How does SSO work if users already authenticate on my site without them having to authenticate again on the GoodData portal? On a competing solution I saw something called “trusted authentication” which pretty much trusts the authentication that already occurred on my site. Is there something similar on GoodData? Also, how does this link to the role a user has?
Best answer by Martin Burian
This is exactly purpose of SSO (Single Sign-On). Once SSO is set, it allows your users to log in against your identity provider and then users does not have to log in again to GoodData. It is done automatically for them. GoodData supports SAML 2.0 and PGP based SSO. More details here: https://help.gooddata.com/doc/en/building-on-gooddata-platform/gooddata-integration-into-your-application/set-up-user-authentication-and-sso/single-sign-on-overview
SSO is not linked to a user role. Let me explain how it exactly works. SSO on GoodData side is set based on information provided by customer - type of SSO, PGP public key / SAML metadata. GoodData provides back a SSO provider name which is link to the SSO setting.

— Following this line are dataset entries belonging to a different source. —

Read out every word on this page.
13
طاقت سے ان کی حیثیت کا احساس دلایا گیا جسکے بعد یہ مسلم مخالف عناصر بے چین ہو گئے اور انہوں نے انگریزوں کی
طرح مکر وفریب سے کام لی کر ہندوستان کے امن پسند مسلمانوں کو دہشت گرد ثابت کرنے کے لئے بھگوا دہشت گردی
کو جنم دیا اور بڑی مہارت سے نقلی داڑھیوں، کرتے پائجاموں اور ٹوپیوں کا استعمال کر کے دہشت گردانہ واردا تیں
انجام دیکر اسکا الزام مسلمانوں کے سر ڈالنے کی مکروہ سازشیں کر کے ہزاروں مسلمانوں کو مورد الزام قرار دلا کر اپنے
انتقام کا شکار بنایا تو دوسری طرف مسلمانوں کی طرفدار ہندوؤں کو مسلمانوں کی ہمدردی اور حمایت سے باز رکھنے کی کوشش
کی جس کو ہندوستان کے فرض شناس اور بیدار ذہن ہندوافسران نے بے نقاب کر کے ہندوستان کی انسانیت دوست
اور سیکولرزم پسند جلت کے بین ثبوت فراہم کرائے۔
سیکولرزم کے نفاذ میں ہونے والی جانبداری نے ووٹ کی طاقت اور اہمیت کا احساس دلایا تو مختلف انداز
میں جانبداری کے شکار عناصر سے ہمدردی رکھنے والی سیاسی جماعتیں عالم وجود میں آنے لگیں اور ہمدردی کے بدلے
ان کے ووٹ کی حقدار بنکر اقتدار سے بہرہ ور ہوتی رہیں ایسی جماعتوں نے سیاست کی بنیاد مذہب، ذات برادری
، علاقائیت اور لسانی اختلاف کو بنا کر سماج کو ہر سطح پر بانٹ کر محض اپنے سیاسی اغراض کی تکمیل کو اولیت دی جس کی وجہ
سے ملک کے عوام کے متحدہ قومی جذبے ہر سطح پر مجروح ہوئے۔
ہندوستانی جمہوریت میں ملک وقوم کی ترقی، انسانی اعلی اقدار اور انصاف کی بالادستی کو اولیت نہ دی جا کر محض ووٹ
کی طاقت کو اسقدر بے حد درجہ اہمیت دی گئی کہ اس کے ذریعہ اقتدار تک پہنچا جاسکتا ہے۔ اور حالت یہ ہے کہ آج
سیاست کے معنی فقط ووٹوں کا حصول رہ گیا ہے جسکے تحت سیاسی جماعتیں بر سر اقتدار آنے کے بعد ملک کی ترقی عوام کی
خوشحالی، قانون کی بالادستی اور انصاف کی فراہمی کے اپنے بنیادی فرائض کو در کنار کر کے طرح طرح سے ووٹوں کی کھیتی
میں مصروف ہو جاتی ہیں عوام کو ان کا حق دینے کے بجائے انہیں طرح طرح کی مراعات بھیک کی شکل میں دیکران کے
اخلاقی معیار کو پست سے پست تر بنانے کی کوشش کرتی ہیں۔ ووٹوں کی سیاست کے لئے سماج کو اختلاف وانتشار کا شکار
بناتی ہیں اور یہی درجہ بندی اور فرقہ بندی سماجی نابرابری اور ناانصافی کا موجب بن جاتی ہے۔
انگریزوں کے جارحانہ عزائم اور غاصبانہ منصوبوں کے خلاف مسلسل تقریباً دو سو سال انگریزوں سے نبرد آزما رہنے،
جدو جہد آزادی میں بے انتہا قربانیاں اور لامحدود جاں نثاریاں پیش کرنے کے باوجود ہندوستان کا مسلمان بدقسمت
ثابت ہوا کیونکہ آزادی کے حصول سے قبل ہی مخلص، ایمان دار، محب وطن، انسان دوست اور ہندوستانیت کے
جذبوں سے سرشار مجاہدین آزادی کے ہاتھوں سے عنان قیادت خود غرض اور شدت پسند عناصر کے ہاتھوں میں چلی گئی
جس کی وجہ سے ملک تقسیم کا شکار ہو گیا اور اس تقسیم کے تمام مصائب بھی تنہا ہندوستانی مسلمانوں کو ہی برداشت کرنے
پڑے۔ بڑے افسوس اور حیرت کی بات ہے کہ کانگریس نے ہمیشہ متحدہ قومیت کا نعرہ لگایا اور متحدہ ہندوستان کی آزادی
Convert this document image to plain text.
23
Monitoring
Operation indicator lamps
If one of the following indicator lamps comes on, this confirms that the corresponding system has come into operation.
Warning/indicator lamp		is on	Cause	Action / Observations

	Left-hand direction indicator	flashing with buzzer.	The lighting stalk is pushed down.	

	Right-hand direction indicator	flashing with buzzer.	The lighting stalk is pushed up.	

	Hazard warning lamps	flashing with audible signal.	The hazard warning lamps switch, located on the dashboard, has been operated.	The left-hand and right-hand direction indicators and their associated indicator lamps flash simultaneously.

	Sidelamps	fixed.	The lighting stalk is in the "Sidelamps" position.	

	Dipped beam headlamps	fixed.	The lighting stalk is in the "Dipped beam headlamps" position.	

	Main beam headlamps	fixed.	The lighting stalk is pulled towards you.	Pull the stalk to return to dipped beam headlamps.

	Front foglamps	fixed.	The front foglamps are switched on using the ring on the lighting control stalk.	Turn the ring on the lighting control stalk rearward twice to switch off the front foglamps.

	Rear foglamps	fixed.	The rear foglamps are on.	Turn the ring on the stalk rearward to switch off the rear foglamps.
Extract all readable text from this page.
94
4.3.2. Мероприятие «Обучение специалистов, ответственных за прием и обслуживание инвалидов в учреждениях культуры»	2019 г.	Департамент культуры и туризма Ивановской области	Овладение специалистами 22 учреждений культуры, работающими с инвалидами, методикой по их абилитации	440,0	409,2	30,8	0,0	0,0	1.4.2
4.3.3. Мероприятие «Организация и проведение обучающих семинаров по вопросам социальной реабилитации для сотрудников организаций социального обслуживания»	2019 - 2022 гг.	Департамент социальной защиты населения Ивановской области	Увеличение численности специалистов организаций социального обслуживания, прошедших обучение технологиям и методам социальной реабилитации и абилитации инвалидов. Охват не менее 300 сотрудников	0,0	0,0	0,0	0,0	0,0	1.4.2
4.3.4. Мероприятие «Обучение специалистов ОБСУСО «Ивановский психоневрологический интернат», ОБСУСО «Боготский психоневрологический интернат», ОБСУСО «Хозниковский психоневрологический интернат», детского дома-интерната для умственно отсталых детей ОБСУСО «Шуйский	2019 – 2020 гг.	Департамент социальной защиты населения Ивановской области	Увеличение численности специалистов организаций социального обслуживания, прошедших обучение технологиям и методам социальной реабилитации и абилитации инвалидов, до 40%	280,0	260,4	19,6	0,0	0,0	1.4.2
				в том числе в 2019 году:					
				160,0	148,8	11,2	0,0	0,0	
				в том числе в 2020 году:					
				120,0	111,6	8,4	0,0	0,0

Then the customer assign the SSO provider to users for which the customer want to use the SSO way of logging in. The SSO has to be also set on customer side. For PGP a custom development is needed, but it can be used everywhere e.g. in your own application. It is easier with SAML, because custom development is usually not needed. It is just necessary to set it up in your identity provider supporting SAML 2.0. PGP based SSO and also SAML in default setting redirect user from identity provider site to GoodData once user is seamlessly logged on to GoodData. SAML also supports service provider initiated scenario. It means that the user can start at GoodData to log in via SSO.